The first thing that you need to do is get your hands on a foam roller. I’ve used many foam rollers over the last 18 months and can say that you’re going to get the best ones from Perform Better, sure Academy and those places have them but they are cheap and don’t seem to last long with routine usage. The ones at Perform Better the quality is high and the price is low. HERE is a link that will take you directly to what I’m talking about, there is no need to get fancy with all of the new “state of the art rollers” that are on the market just start with a basic one. If your gym or the place that you workout at offers foam rollers, great….that was easy then. I would still suggest that you have one at the house and use it as often as possible given the returns that you will get in return. I can assure you that you will not regret having a foam roller around the house. If the financial resources allow you I would actually suggest that you get a full 3’ roller and a 1’ roller to carry with you on trips or long car rides or to work. The 1′ roller actually tends to be a little easier to use in some places and also lends itself to useage against a wall if you prefer to roll some areas while standing.
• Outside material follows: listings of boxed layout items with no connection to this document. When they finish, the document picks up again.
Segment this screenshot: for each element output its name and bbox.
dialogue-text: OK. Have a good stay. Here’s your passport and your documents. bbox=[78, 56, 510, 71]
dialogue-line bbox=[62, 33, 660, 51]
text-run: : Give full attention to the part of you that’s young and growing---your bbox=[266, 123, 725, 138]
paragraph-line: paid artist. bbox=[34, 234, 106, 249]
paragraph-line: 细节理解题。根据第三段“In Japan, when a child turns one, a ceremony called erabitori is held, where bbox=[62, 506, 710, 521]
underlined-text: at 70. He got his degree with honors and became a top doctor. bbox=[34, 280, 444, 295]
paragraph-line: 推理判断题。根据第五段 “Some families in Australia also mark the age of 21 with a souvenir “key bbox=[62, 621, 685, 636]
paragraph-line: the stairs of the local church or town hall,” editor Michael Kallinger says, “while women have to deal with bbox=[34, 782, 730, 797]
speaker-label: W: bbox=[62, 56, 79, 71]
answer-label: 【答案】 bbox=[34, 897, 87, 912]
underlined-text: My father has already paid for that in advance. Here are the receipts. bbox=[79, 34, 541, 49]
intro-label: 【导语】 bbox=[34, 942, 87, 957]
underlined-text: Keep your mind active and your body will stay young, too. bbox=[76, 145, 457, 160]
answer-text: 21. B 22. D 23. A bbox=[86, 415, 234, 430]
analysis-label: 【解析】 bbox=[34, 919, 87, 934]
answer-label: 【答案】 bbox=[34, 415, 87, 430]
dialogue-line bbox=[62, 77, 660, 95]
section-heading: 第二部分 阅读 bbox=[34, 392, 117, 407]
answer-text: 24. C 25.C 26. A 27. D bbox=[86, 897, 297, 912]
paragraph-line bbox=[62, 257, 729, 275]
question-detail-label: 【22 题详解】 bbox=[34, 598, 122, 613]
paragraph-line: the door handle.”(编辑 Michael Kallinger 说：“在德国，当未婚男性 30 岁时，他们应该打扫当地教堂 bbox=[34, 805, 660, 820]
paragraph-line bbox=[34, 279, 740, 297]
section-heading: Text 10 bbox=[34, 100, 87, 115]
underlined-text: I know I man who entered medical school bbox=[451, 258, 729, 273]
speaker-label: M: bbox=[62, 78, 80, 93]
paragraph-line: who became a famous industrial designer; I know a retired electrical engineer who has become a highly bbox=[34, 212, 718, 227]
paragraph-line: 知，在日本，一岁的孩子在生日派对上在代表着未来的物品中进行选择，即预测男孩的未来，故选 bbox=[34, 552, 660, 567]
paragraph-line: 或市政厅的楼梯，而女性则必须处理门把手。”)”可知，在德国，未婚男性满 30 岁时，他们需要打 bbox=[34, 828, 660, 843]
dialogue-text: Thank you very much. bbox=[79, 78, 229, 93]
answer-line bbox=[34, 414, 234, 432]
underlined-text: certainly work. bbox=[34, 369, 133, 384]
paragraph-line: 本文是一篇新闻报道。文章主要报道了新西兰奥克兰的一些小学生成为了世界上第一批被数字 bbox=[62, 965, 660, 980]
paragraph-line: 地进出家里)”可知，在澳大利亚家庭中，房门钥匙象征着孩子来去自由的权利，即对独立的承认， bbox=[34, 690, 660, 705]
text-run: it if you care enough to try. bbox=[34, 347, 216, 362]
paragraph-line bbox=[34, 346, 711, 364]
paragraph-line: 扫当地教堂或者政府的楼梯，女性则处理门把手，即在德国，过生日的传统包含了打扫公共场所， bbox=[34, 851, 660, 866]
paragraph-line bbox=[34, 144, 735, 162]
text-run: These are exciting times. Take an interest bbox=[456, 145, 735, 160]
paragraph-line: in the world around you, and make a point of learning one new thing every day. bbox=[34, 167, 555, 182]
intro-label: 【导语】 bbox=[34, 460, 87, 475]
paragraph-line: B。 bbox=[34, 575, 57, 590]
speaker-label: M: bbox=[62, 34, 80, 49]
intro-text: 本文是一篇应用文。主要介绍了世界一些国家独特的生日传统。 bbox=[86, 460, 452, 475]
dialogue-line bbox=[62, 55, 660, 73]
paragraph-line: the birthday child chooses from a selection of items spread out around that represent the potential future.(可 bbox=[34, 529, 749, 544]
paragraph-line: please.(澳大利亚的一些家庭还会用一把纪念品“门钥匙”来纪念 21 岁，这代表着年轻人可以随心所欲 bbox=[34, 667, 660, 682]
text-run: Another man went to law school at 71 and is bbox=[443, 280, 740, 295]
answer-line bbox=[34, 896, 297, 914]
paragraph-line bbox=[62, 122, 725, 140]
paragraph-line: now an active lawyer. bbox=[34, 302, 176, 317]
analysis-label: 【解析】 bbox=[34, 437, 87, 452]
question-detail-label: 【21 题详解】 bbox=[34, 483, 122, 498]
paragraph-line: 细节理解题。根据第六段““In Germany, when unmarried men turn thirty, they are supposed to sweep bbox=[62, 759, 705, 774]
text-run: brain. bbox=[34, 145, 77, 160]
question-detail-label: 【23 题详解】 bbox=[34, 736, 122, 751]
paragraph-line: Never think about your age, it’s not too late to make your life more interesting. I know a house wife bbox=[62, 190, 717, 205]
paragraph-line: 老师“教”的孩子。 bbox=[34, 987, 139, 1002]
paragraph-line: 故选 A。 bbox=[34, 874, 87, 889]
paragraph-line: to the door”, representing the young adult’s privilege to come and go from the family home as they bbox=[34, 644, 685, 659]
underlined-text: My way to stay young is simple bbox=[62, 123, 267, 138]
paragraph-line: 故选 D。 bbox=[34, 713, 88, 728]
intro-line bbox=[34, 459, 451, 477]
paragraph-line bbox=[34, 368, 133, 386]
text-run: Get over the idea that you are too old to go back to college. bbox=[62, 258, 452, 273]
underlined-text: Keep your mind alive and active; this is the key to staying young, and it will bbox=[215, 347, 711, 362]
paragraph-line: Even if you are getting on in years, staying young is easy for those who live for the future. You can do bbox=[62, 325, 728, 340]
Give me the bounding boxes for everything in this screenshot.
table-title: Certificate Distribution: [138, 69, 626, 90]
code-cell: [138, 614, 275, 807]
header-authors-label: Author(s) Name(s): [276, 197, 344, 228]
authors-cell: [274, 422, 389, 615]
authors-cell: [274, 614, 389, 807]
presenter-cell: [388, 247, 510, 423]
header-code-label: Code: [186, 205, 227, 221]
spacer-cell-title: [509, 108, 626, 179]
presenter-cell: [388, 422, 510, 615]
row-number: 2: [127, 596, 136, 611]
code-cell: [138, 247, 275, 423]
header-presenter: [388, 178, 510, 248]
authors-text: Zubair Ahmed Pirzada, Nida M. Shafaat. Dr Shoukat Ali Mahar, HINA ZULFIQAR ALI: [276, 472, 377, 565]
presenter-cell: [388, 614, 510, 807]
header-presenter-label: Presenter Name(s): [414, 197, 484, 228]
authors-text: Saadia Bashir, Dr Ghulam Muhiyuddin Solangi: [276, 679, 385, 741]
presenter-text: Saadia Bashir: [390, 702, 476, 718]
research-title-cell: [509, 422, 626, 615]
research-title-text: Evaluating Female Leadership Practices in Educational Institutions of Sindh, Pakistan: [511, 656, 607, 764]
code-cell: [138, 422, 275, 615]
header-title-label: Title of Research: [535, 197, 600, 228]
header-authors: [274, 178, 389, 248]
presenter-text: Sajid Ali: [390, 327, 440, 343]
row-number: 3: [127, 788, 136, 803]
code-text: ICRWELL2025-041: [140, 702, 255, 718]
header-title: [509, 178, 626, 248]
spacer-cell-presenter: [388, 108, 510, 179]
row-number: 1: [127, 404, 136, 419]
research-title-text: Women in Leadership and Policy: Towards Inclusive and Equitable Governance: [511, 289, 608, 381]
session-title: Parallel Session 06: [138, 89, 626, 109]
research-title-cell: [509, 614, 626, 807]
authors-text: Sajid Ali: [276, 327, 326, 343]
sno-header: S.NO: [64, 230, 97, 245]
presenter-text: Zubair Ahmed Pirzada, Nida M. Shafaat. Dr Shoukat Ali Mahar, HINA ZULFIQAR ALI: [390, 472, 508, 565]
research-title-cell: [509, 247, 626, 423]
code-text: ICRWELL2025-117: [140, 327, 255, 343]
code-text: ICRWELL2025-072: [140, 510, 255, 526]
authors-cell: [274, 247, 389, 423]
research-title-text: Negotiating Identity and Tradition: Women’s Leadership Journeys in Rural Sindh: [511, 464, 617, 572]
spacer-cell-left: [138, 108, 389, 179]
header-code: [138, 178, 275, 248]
Suggestions on what density roller to start with is somewhat of a guess really. I can say that I have had success with this approach: match the density of the person to the roller. If you are older or you are working with an older individual or anyone else that possesses less densities of muscle tissue then start with a softer roller (white roller will be lightest). If you are dealing with athletes or individuals that are more fit and have denser muscle tissues then you can get away with using more firm objects (black roller or other types).
So….get started! You will not regret it, it is worth the investment in time and very little money.